I'm sure that the next book in the series will be even better!
A beach read, unfortunately July 20, 2008 15 out of 25 found this review helpful
Many of the reviews already posted here are spot-on regarding the book's weaknesses: the surprising shallowness of the characters, the lack of plot complexity (which ties in with the novel's relative brevity), and the overkill in the use of magic. [Minor spoiler alert.....] I mean, a resurrection? When fantasy authors do that, without any hint of a downside to the process, I start to lose interest. Magic, when handled well by an author, is simply a tool much like any other, not a miracle-on-demand machine.
To this list of problems I would add one other aspect of the book that bothered me quite a bit, which was the relative insignificance of the stakes involved. In the first three Nightrunner novels, Seregil and Alec are either saving the world, or trying to steer the fate of nations in benign directions; here, they're just trying to save themselves. While that's a worthy goal, it doesn't require heroes, and their characters have been sadly diminished by the relative smallness of scope allowed them here.

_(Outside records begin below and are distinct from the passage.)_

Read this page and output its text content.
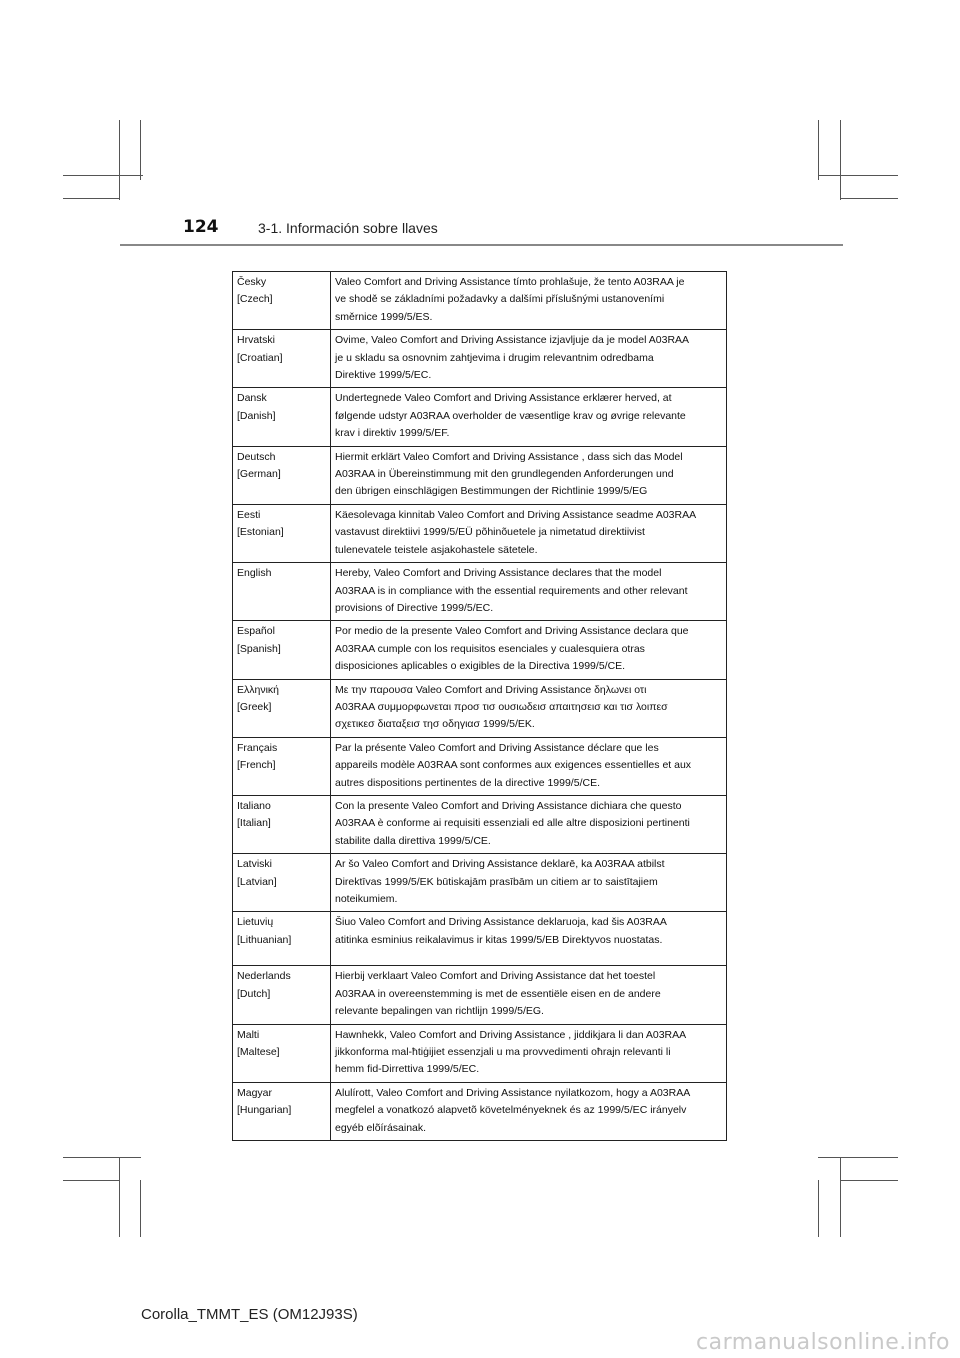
124	3-1. Información sobre llaves
Česky
[Czech]	Valeo Comfort and Driving Assistance tímto prohlašuje, že tento A03RAA je
ve shodě se základními požadavky a dalšími příslušnými ustanoveními
směrnice 1999/5/ES.

Hrvatski
[Croatian]	Ovime, Valeo Comfort and Driving Assistance izjavljuje da je model A03RAA
je u skladu sa osnovnim zahtjevima i drugim relevantnim odredbama
Direktive 1999/5/EC.

Dansk
[Danish]	Undertegnede Valeo Comfort and Driving Assistance erklærer herved, at
følgende udstyr A03RAA overholder de væsentlige krav og øvrige relevante
krav i direktiv 1999/5/EF.

Deutsch
[German]	Hiermit erklärt Valeo Comfort and Driving Assistance , dass sich das Model
A03RAA in Übereinstimmung mit den grundlegenden Anforderungen und
den übrigen einschlägigen Bestimmungen der Richtlinie 1999/5/EG

Eesti
[Estonian]	Käesolevaga kinnitab Valeo Comfort and Driving Assistance seadme A03RAA
vastavust direktiivi 1999/5/EÜ põhinõuetele ja nimetatud direktiivist
tulenevatele teistele asjakohastele sätetele.

English	Hereby, Valeo Comfort and Driving Assistance declares that the model
A03RAA is in compliance with the essential requirements and other relevant
provisions of Directive 1999/5/EC.

Español
[Spanish]	Por medio de la presente Valeo Comfort and Driving Assistance declara que
A03RAA cumple con los requisitos esenciales y cualesquiera otras
disposiciones aplicables o exigibles de la Directiva 1999/5/CE.

Ελληνική
[Greek]	Με την παρουσα Valeo Comfort and Driving Assistance δηλωνει οτι
A03RAA συμμορφωνεται προσ τισ ουσιωδεισ απαιτησεισ και τισ λοιπεσ
σχετικεσ διαταξεισ τησ οδηγιασ 1999/5/ΕΚ.

Français
[French]	Par la présente Valeo Comfort and Driving Assistance déclare que les
appareils modèle A03RAA sont conformes aux exigences essentielles et aux
autres dispositions pertinentes de la directive 1999/5/CE.

Italiano
[Italian]	Con la presente Valeo Comfort and Driving Assistance dichiara che questo
A03RAA è conforme ai requisiti essenziali ed alle altre disposizioni pertinenti
stabilite dalla direttiva 1999/5/CE.

Latviski
[Latvian]	Ar šo Valeo Comfort and Driving Assistance deklarē, ka A03RAA atbilst
Direktīvas 1999/5/EK būtiskajām prasībām un citiem ar to saistītajiem
noteikumiem.

Lietuvių
[Lithuanian]	Šiuo Valeo Comfort and Driving Assistance deklaruoja, kad šis A03RAA
atitinka esminius reikalavimus ir kitas 1999/5/EB Direktyvos nuostatas.

Nederlands
[Dutch]	Hierbij verklaart Valeo Comfort and Driving Assistance dat het toestel
A03RAA in overeenstemming is met de essentiële eisen en de andere
relevante bepalingen van richtlijn 1999/5/EG.

Malti
[Maltese]	Hawnhekk, Valeo Comfort and Driving Assistance , jiddikjara li dan A03RAA
jikkonforma mal-ħtiġijiet essenzjali u ma provvedimenti oħrajn relevanti li
hemm fid-Dirrettiva 1999/5/EC.

Magyar
[Hungarian]	Alulírott, Valeo Comfort and Driving Assistance nyilatkozom, hogy a A03RAA
megfelel a vonatkozó alapvetõ követelményeknek és az 1999/5/EC irányelv
egyéb elõírásainak.
Corolla_TMMT_ES (OM12J93S)
carmanualsonline.info
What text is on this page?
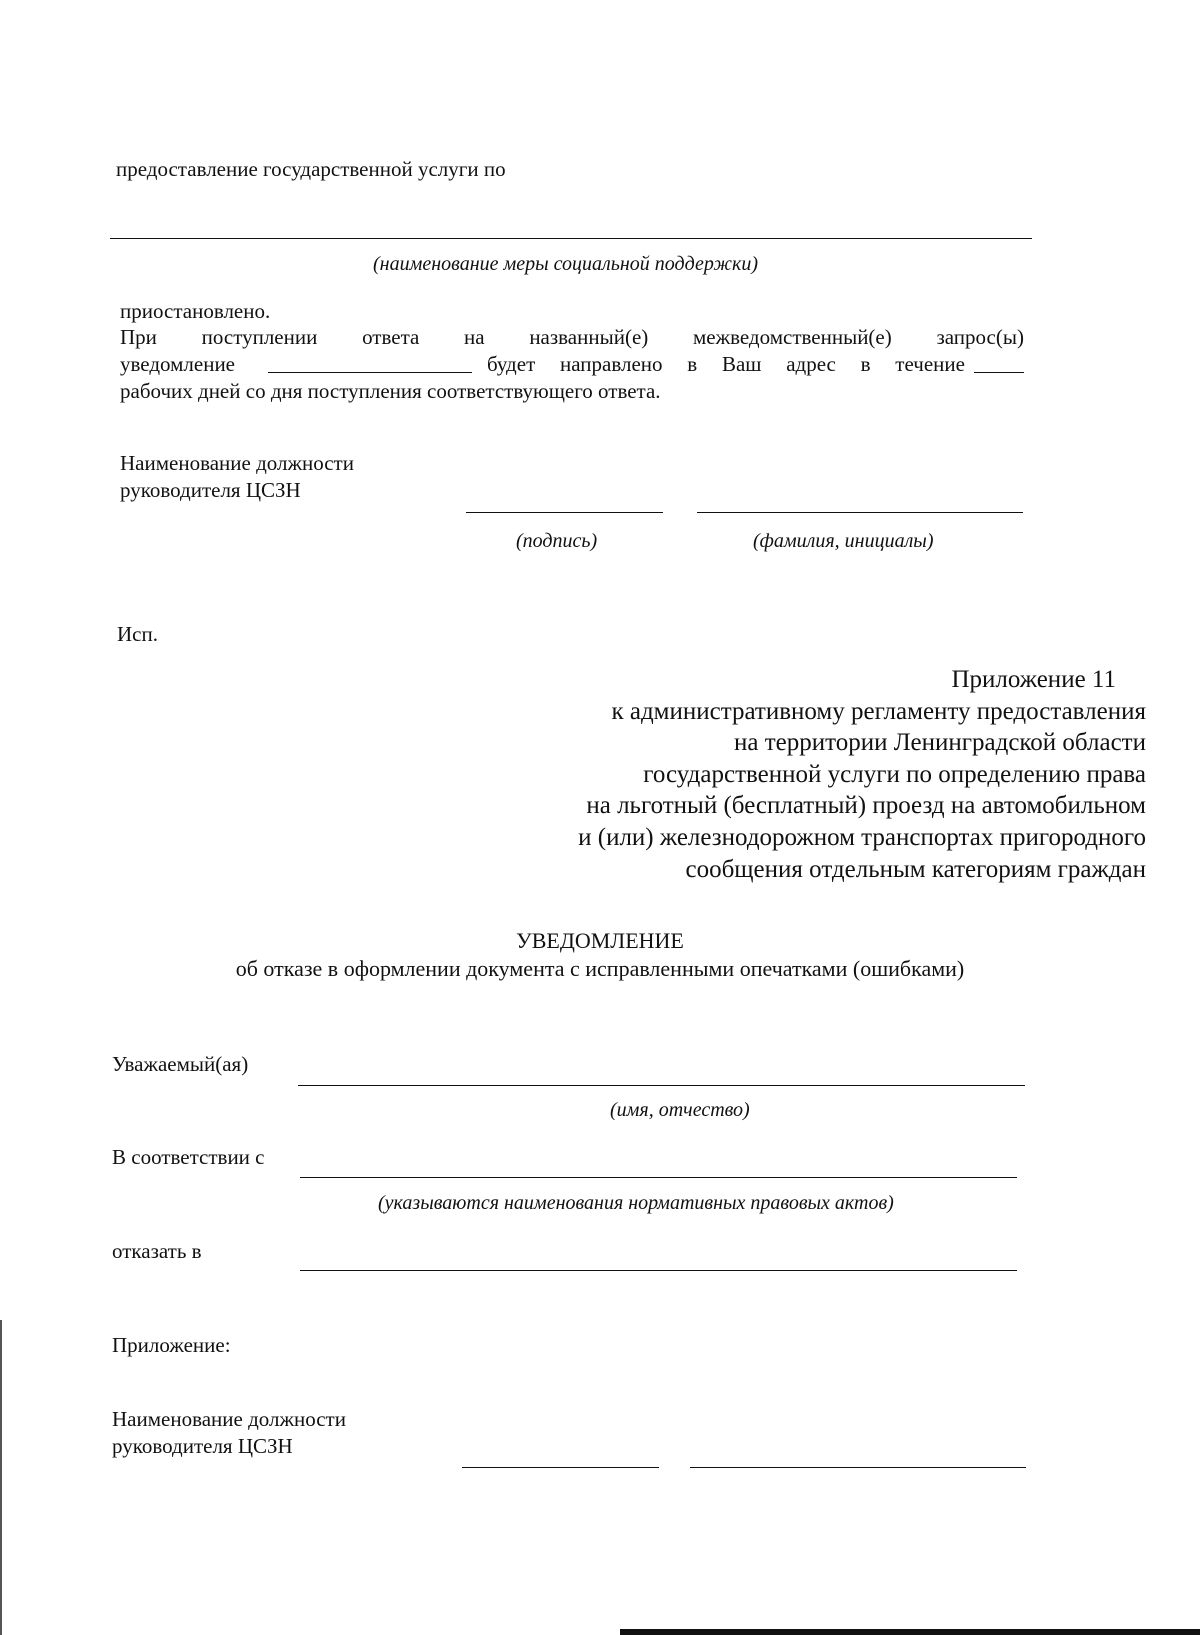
предоставление государственной услуги по
(наименование меры социальной поддержки)
приостановлено.
При поступлении ответа на названный(е) межведомственный(е) запрос(ы)
уведомление	будет направлено в Ваш адрес в течение
рабочих дней со дня поступления соответствующего ответа.
Наименование должности
руководителя ЦСЗН
(подпись)	(фамилия, инициалы)
Исп.
Приложение 11
к административному регламенту предоставления
на территории Ленинградской области
государственной услуги по определению права
на льготный (бесплатный) проезд на автомобильном
и (или) железнодорожном транспортах пригородного
сообщения отдельным категориям граждан
УВЕДОМЛЕНИЕ
об отказе в оформлении документа с исправленными опечатками (ошибками)
Уважаемый(ая)
(имя, отчество)
В соответствии с
(указываются наименования нормативных правовых актов)
отказать в
Приложение:
Наименование должности
руководителя ЦСЗН
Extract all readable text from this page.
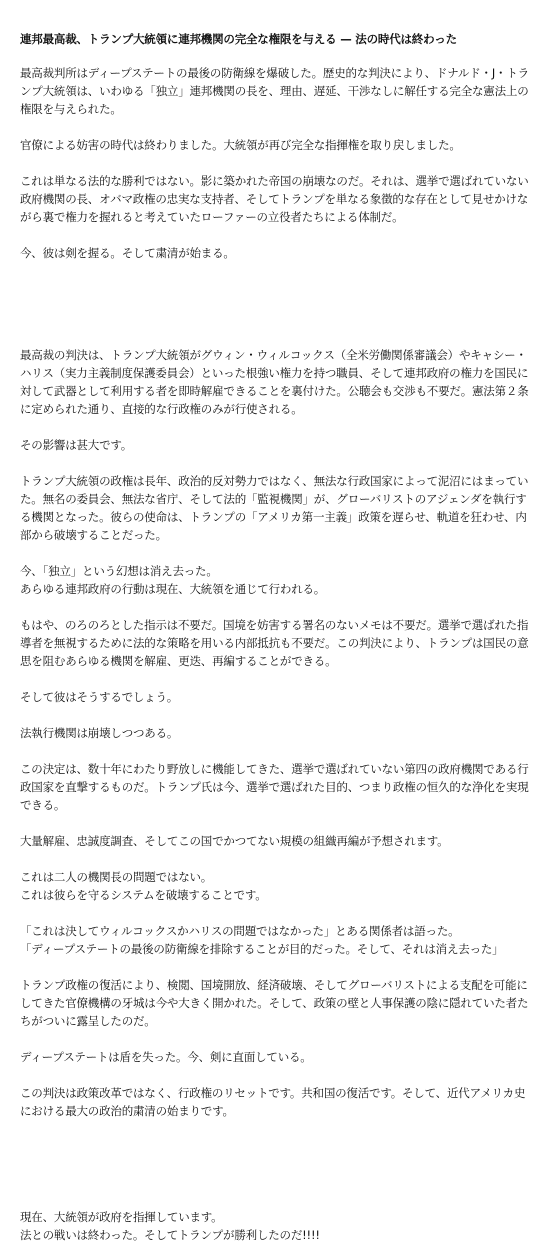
連邦最高裁、トランプ大統領に連邦機関の完全な権限を与える — 法の時代は終わった

最高裁判所はディープステートの最後の防衛線を爆破した。歴史的な判決により、ドナルド・J・トランプ大統領は、いわゆる「独立」連邦機関の長を、理由、遅延、干渉なしに解任する完全な憲法上の権限を与えられた。

官僚による妨害の時代は終わりました。大統領が再び完全な指揮権を取り戻しました。

これは単なる法的な勝利ではない。影に築かれた帝国の崩壊なのだ。それは、選挙で選ばれていない政府機関の長、オバマ政権の忠実な支持者、そしてトランプを単なる象徴的な存在として見せかけながら裏で権力を握れると考えていたローファーの立役者たちによる体制だ。

今、彼は剣を握る。そして粛清が始まる。

最高裁の判決は、トランプ大統領がグウィン・ウィルコックス（全米労働関係審議会）やキャシー・ハリス（実力主義制度保護委員会）といった根強い権力を持つ職員、そして連邦政府の権力を国民に対して武器として利用する者を即時解雇できることを裏付けた。公聴会も交渉も不要だ。憲法第２条に定められた通り、直接的な行政権のみが行使される。

その影響は甚大です。

トランプ大統領の政権は長年、政治的反対勢力ではなく、無法な行政国家によって泥沼にはまっていた。無名の委員会、無法な省庁、そして法的「監視機関」が、グローバリストのアジェンダを執行する機関となった。彼らの使命は、トランプの「アメリカ第一主義」政策を遅らせ、軌道を狂わせ、内部から破壊することだった。

今、「独立」という幻想は消え去った。
あらゆる連邦政府の行動は現在、大統領を通じて行われる。

もはや、のろのろとした指示は不要だ。国境を妨害する署名のないメモは不要だ。選挙で選ばれた指導者を無視するために法的な策略を用いる内部抵抗も不要だ。この判決により、トランプは国民の意思を阻むあらゆる機関を解雇、更迭、再編することができる。

そして彼はそうするでしょう。

法執行機関は崩壊しつつある。

この決定は、数十年にわたり野放しに機能してきた、選挙で選ばれていない第四の政府機関である行政国家を直撃するものだ。トランプ氏は今、選挙で選ばれた目的、つまり政権の恒久的な浄化を実現できる。

大量解雇、忠誠度調査、そしてこの国でかつてない規模の組織再編が予想されます。

これは二人の機関長の問題ではない。
これは彼らを守るシステムを破壊することです。

「これは決してウィルコックスかハリスの問題ではなかった」とある関係者は語った。
「ディープステートの最後の防衛線を排除することが目的だった。そして、それは消え去った」

トランプ政権の復活により、検閲、国境開放、経済破壊、そしてグローバリストによる支配を可能にしてきた官僚機構の牙城は今や大きく開かれた。そして、政策の壁と人事保護の陰に隠れていた者たちがついに露呈したのだ。

ディープステートは盾を失った。今、剣に直面している。

この判決は政策改革ではなく、行政権のリセットです。共和国の復活です。そして、近代アメリカ史における最大の政治的粛清の始まりです。

現在、大統領が政府を指揮しています。
法との戦いは終わった。そしてトランプが勝利したのだ!!!!
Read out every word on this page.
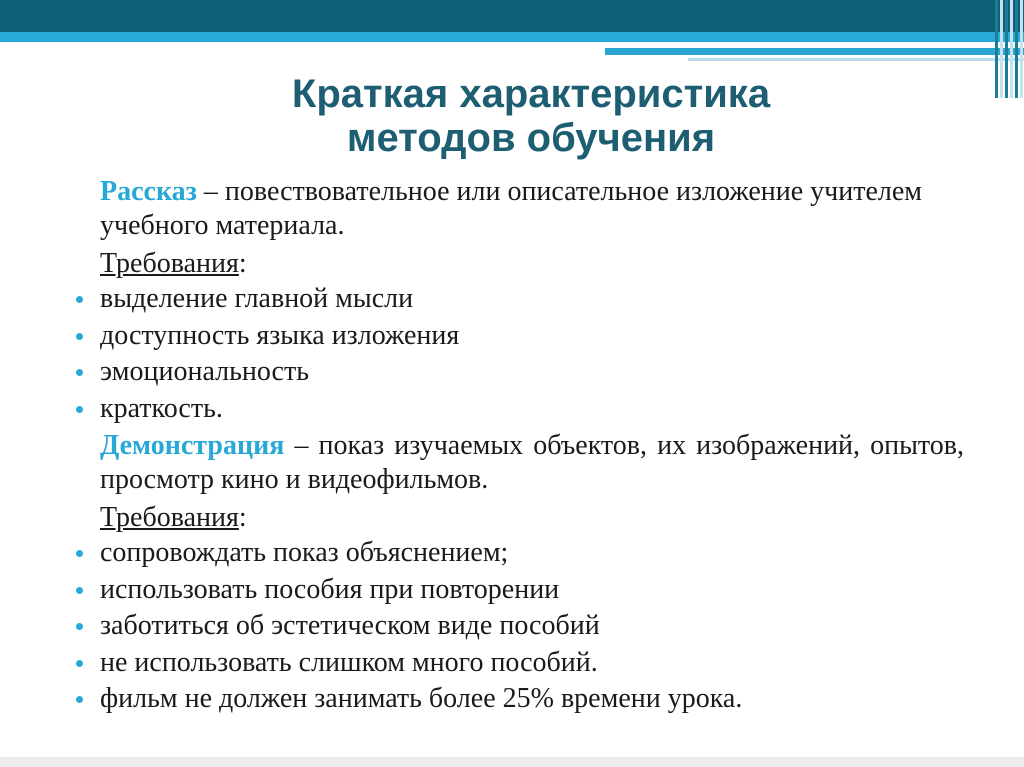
Краткая характеристика
методов обучения

Рассказ – повествовательное или описательное изложение учителем учебного материала.

Требования:
выделение главной мысли
доступность языка изложения
эмоциональность
краткость.

Демонстрация – показ изучаемых объектов, их изображений, опытов, просмотр кино и видеофильмов.

Требования:
сопровождать показ объяснением;
использовать пособия при повторении
заботиться об эстетическом виде пособий
не использовать слишком много пособий.
фильм не должен занимать более 25% времени урока.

I, too, hope the next installment redeems this one, but I must say that if you're a fan of the first three books, you might want to wait until the verdict is out on the next novel before wading into these waters.
What Happened? July 16, 2008 12 out of 15 found this review helpful
The Nightrunner Series has been a favorite of mine ever since the books first came out. That makes leaving this review really difficult for me, as I believe that Flewelling is a great author.
However, I hate to say it, but this book just doesn't live up to her previous work. As other reviewers have mentioned, there are a lot of little mistakes, such as what happened to Alec's father, various misspellings, and grammar issues, but these are small compared to the real issues.
Simply put this book is missing everything that made the previous books work. The sense of realism is gone, and a world that once seemed complete and full is now flat and empty feeling (someone mentioned a cardboard city). The same can be said for the characters. In the previous books I always got the impression that as much as we have seen of Alec and Seragil and the others, there was still more underneath. In this book they seemed to have been whittled down to their basic descriptions. Instead of real people they are as flat as the rest of world. In fact the whole book seemed to be lacking life, and character.
Lastly was the story. The idea didn't seem bad at first, but the execution was not so good. Honestly it seemed very contrived. I won't be specific as to which points I found especially troublesome, as that would be revealing spoilers, but let me just say that there are many places where the feel of the story is more like bad fan fiction than the normal type of work I had become used to seeing from Flewelling.
There were so many cliches that lead into seemingly contrived events, which read more like getting from point A to C via X (what and why?) than a real novel. There were plenty of occasions where the conclusions reached didn't match the action that took place, and the behavior exhibited did not seem in character or even remotely realistic.
As one other reviewer said, Flewelling's strong point had always been the ability to make a fantasy world seem logical and realistic. It was easy to suspend disbelief when reading Flewelling because her world, and her characters and their situations were all believable. When reading this book I never once was able to reach that point.
To say I was disappointed in this book is an understatement. Honestly, it made me wonder if my appreciation of the other books was due to some type of sentimentality instead of an actual representation of their quality. I am not sure if I will be purchasing the next books in this series, but perhaps I will. I just hope that Flewelling will be able to recapture the magic that seems to have been lost in this one.